Mitigation (in place): Smallest-machinery-that-closes-the-gap; the EOS over-absorption check applied to conventions themselves. (gap → proposed): Make “is this a new rule, or an instance of existing ones?” a standing gate before any convention lands — housed in pressure-testing.md §The methodology applied to itself, not a new document.
Reviewer-vendor dependence — The entire grounding gate (Final Critique, clearance gate, council rescans) runs on a single model family. Model regression, drift, or unavailability silently changes the bar grounded means.
Mitigation (partial): Lineage records the model per round, so a regression is at least attributable after the fact. (gap): No cross-vendor control round; no periodic calibration against a known-findings pattern.
Build-before-spec temptation — Jumping to implementation before the spec is sound: the library’s own thesis, violated on its own tooling. Observed: the guided tool was nearly coded before it was spec’d; spec-first then caught eight foundational holes before a line of code. Spec-first was not faster up front — consistent with the thesis, whose payoff is correctness and cheap regeneration, not first-draft speed.
Mitigation (in place): Design-doc-before-code for internal tooling; internal tooling is not exempt from the methodology. The temptation recurs precisely when the team is moving fast and confident — which is this entry’s reason to exist.
5. Project & Operational Risks (category added 2026-06-11)
Public/private boundary fragility (moat exposure) — The commercial track (the discovery engine; future paid tooling) is separated from the public repo by a single uncommitted, machine-local git exclusion that does not travel with clones — any fresh checkout is unprotected — and the private directory is absent from the site generator’s exclusion list, so if it were ever tracked it would also publish to the live site. Two armed switches, both single-point. Observed: a non-secret document was once published to the live site by exactly the tracked-versus-published confusion.

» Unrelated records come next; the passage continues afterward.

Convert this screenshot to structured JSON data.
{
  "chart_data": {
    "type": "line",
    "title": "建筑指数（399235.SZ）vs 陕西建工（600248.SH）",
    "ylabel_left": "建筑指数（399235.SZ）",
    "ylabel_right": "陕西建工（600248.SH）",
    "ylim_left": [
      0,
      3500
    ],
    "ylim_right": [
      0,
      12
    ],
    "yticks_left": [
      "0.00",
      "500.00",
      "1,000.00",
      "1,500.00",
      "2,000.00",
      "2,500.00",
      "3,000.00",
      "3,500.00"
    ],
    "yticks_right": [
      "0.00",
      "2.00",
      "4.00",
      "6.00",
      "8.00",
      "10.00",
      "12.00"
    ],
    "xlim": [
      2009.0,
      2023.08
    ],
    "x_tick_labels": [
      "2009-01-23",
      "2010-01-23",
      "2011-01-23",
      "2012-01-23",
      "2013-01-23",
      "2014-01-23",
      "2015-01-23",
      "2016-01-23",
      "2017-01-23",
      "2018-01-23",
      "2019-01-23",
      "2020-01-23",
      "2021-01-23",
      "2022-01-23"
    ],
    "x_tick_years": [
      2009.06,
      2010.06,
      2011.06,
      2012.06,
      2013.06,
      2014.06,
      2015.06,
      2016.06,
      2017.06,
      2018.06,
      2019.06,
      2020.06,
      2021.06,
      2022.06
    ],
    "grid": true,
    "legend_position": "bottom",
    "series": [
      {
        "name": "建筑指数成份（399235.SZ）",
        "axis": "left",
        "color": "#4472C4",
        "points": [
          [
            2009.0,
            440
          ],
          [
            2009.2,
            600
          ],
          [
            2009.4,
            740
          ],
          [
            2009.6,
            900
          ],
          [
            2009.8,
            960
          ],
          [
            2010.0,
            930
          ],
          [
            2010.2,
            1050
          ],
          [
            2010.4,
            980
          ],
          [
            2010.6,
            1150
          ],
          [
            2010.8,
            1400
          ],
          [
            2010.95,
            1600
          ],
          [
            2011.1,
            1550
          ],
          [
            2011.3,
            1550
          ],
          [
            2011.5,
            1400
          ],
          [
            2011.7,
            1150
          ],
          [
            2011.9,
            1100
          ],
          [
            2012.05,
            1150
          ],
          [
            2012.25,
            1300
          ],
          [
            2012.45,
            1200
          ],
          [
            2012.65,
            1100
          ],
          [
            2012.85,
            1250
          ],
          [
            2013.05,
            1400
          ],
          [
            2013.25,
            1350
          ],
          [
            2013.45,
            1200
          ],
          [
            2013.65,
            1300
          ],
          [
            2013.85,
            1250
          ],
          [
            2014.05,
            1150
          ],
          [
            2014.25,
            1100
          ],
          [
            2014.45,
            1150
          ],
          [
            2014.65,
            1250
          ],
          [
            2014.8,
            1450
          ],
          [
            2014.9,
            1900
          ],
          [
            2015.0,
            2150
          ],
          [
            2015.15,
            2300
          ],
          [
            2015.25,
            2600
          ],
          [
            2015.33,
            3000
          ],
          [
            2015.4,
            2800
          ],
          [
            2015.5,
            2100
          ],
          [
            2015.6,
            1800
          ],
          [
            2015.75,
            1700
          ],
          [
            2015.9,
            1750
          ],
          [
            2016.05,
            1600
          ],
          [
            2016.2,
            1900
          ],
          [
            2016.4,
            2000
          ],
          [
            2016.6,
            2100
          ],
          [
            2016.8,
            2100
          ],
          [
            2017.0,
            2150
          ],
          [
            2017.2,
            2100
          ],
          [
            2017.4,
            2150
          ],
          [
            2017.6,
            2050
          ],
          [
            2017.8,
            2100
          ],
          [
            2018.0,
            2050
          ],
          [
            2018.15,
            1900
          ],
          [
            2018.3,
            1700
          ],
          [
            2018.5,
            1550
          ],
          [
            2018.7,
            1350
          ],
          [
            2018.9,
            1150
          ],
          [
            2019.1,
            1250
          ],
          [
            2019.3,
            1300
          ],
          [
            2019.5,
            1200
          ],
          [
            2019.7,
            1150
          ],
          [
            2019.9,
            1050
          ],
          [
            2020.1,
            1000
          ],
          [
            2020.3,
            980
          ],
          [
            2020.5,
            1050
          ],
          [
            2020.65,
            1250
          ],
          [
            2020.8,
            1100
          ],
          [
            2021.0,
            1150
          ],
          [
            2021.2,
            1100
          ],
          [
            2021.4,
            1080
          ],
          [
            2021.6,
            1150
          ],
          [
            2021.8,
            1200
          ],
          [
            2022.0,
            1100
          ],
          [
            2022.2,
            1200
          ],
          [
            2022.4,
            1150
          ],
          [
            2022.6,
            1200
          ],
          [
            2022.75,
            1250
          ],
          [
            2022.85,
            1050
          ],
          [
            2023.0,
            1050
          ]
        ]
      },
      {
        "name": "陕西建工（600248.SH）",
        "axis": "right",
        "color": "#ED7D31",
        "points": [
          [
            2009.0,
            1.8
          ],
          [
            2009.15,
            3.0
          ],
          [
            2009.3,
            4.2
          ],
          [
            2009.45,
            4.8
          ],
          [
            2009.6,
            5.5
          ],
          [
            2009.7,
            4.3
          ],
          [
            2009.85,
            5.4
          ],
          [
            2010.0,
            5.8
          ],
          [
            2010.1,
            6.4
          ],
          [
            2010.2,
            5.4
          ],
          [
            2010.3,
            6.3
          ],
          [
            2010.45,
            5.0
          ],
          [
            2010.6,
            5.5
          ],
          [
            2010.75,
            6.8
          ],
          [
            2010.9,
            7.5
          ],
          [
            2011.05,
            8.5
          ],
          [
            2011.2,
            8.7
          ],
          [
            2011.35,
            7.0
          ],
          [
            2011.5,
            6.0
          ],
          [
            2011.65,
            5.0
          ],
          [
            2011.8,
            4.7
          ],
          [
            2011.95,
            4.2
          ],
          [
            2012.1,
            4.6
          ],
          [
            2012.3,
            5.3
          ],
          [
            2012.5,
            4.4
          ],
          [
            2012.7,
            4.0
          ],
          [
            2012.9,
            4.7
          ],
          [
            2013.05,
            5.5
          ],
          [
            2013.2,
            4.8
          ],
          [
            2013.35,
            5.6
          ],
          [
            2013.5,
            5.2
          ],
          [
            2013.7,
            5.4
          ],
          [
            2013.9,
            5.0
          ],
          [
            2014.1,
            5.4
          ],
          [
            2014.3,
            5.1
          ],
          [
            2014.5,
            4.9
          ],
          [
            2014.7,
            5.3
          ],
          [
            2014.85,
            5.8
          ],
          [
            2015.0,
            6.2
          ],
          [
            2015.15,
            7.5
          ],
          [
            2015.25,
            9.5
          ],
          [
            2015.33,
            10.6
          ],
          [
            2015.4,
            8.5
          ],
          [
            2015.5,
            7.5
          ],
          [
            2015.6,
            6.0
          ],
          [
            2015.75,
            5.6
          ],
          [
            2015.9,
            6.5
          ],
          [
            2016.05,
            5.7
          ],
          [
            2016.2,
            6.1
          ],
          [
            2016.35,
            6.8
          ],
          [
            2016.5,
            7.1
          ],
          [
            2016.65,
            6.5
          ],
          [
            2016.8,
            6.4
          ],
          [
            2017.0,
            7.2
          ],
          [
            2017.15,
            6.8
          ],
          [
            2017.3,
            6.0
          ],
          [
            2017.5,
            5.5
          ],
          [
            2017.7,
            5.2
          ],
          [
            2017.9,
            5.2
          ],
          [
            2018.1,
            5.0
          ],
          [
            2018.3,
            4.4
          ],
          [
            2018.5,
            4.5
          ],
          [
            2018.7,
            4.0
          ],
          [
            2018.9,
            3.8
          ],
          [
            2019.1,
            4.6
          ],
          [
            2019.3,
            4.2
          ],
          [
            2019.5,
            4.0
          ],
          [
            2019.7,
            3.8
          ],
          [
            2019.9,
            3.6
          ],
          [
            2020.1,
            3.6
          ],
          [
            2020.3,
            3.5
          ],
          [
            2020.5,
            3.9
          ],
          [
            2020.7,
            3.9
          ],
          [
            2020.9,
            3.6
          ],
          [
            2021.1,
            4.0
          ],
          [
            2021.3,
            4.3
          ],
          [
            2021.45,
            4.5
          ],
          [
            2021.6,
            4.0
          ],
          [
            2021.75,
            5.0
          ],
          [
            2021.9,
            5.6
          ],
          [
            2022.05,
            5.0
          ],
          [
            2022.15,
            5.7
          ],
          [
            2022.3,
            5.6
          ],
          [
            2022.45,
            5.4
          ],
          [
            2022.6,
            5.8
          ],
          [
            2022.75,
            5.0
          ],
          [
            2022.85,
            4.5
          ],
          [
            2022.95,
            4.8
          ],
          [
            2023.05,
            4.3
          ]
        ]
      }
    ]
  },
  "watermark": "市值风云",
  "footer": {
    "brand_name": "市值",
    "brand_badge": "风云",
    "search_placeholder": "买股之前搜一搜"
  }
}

Mitigation (in place): The tracked-but-unpublished split (git-tracked and site-excluded) for working notes; the private directory is engine-only and excluded from both git (machine-local exclude) and the site generator. (considered and declined, 2026-06-11): a private repository and a monorepo-encrypted variant (git-crypt over internal/**) were both weighed; the maintainer declined the second-repo maintenance burden and the encryption tooling. (gap, accepted): the engine has no version history and no off-machine copy — a disk failure, or a careless git add -A on a fresh clone where the machine-local exclude does not exist, remains the exposure. Accepted knowingly; this register keeps it honest. (resolved 2026-06-11): the guided tool’s queue re-homed to tools/guide/queue/ (tracked, site-excluded via tools/) — internal/ stays engine-only and untracked.
Register rot (this document) — A risk register with no owner and no cadence rots into the quiet fiction it warns about; this register ran without either until 2026-06-11.
Mitigation (in place as of 2026-06-11): The ownership-and-cadence header; dated re-assessments; absorbed working notes recorded by date.